Friday, May 31, 2013

Revenge of the Big Brother (how toddlers and babies help illustrate pain)

Once I explained the chronic left arm pain like this: imagine a small child who randomly taps you on the arm.  You ask the child what it wants, and the child says, "Nothing."  Repeat.  Ad Nauseum.  For years.  It's exhausting. 

For years, this pain was the ascendant one.  But recently, there's a new pain on the block, one that has been growing up until it takes up more of my attention.  I took it to the doctor, and it turns out that it's complications from a college racquetball dislocation injury.  For months, I've been babying it, using my left arm more than usual to give some rest to my right.  

I was sort of exasperatedly thinking of my left arm pain as the older brother in the pain family.  When a new baby comes, the parents and all the adults have to pay attention to it because it's loud and demanding.  And the older siblings have to put up with it.  They have to be good big brothers and sisters and protect the baby.   And my left arm has been behaving.  Surprisingly well.   Like a good big brother.

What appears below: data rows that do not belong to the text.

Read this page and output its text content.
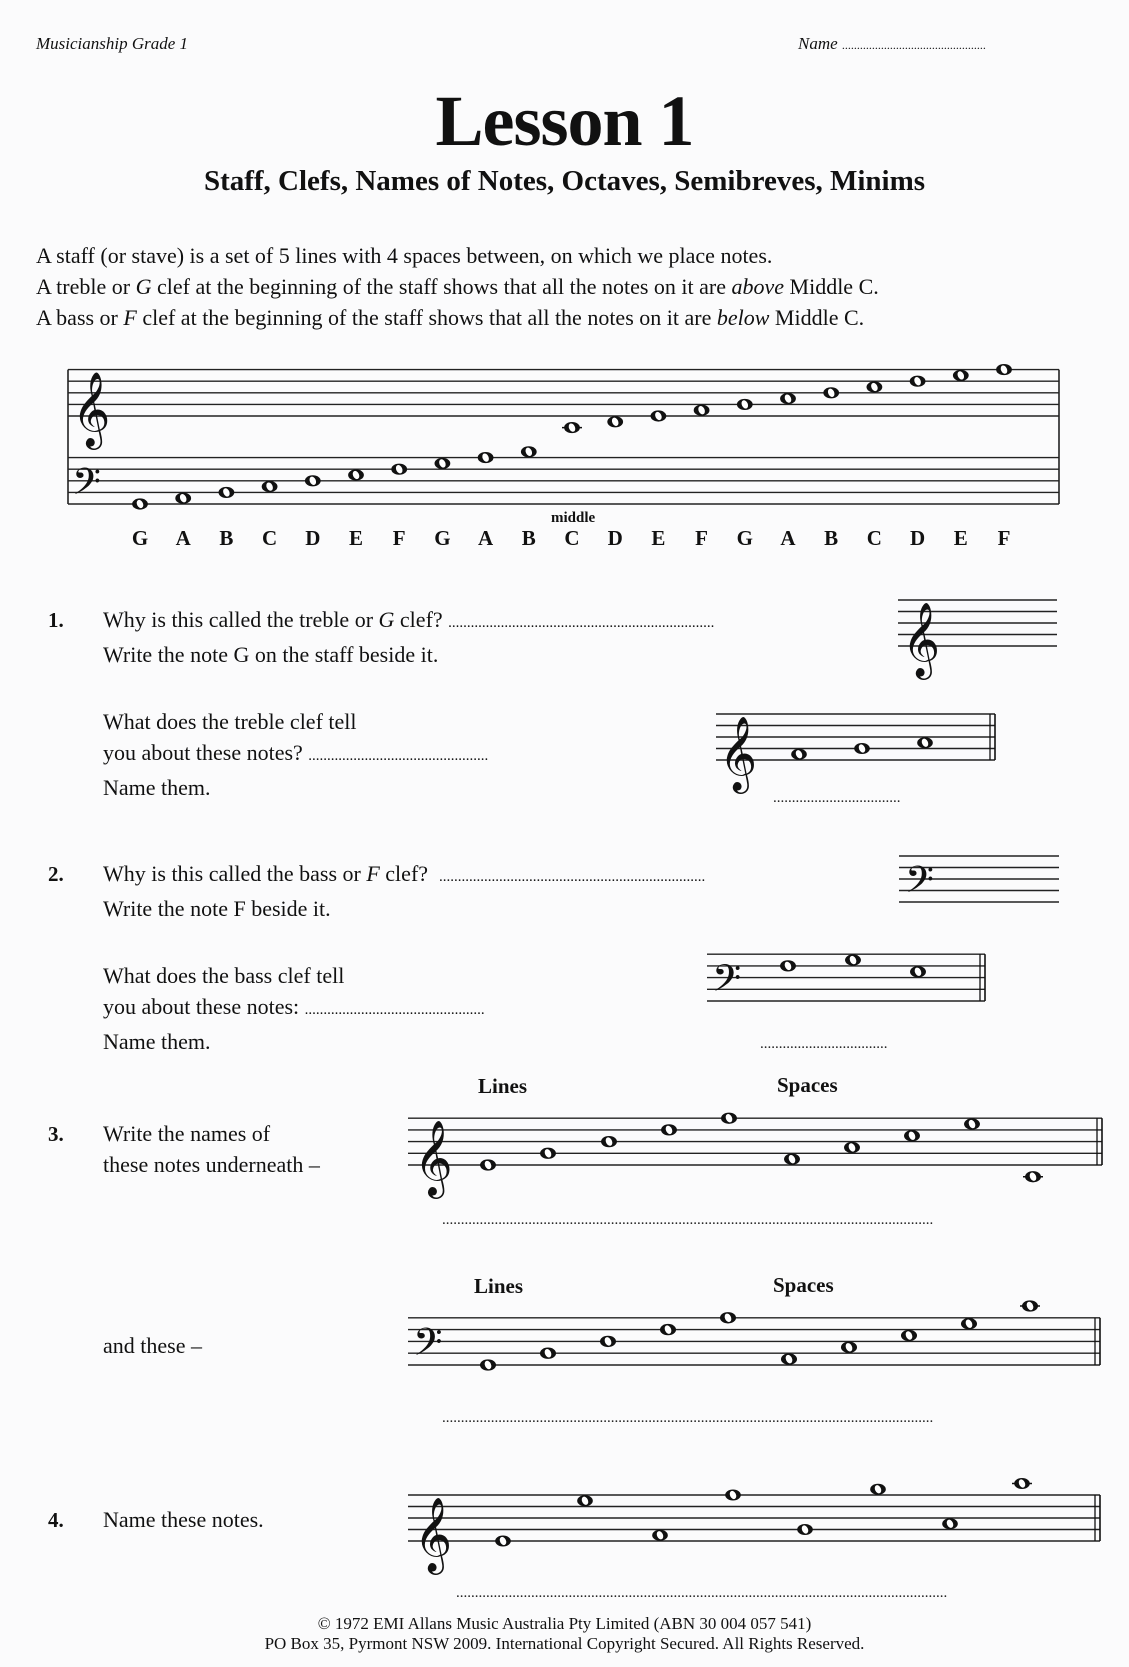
Musicianship Grade 1	Name ................................................
Lesson 1
Staff, Clefs, Names of Notes, Octaves, Semibreves, Minims
A staff (or stave) is a set of 5 lines with 4 spaces between, on which we place notes.
A treble or G clef at the beginning of the staff shows that all the notes on it are above Middle C.
A bass or F clef at the beginning of the staff shows that all the notes on it are below Middle C.
middle
G	A	B	C	D	E	F	G	A	B	C	D	E	F	G	A	B	C	D	E	F
1. Why is this called the treble or G clef? .......................................................................
Write the note G on the staff beside it.
What does the treble clef tell
you about these notes? ................................................
Name them.	..................................
2. Why is this called the bass or F clef? .......................................................................
Write the note F beside it.
What does the bass clef tell
you about these notes: ................................................
Name them.	..................................
Lines	Spaces
3. Write the names of
these notes underneath –
...................................................................................................................................
Lines	Spaces
and these –
...................................................................................................................................
4. Name these notes.
...................................................................................................................................
© 1972 EMI Allans Music Australia Pty Limited (ABN 30 004 057 541)
PO Box 35, Pyrmont NSW 2009. International Copyright Secured. All Rights Reserved.
𝄞
𝄢
𝄞
𝄞
𝄢
𝄢
𝄞
𝄢
𝄞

There usually comes a time, though, when the older sibling (especially if said sibling is a preschooler) has enough and snaps and throws a tantrum and demands attention in all manner of ways.  Last week, big brother pain snapped.  And how.

I felt it coming on for a couple of days; the signs aren't subtle at all, not surprising.  I tried to put some more weight on the right shoulder, but that only delays the reckoning.  It hit when I was trying to close the trunk after work.  Holy cow.  And then the next day at work.  Wow.  Stabbing, breathtaking, whiteout pain that just stops you cold in your tracks.

Not that I could really hold this attack against it.  I mean, it really was being a trooper of a big brother for a while there.  Maybe for long enough that I've started getting the maverick younger brother right shoulder under control.  We can hope.  We'll see.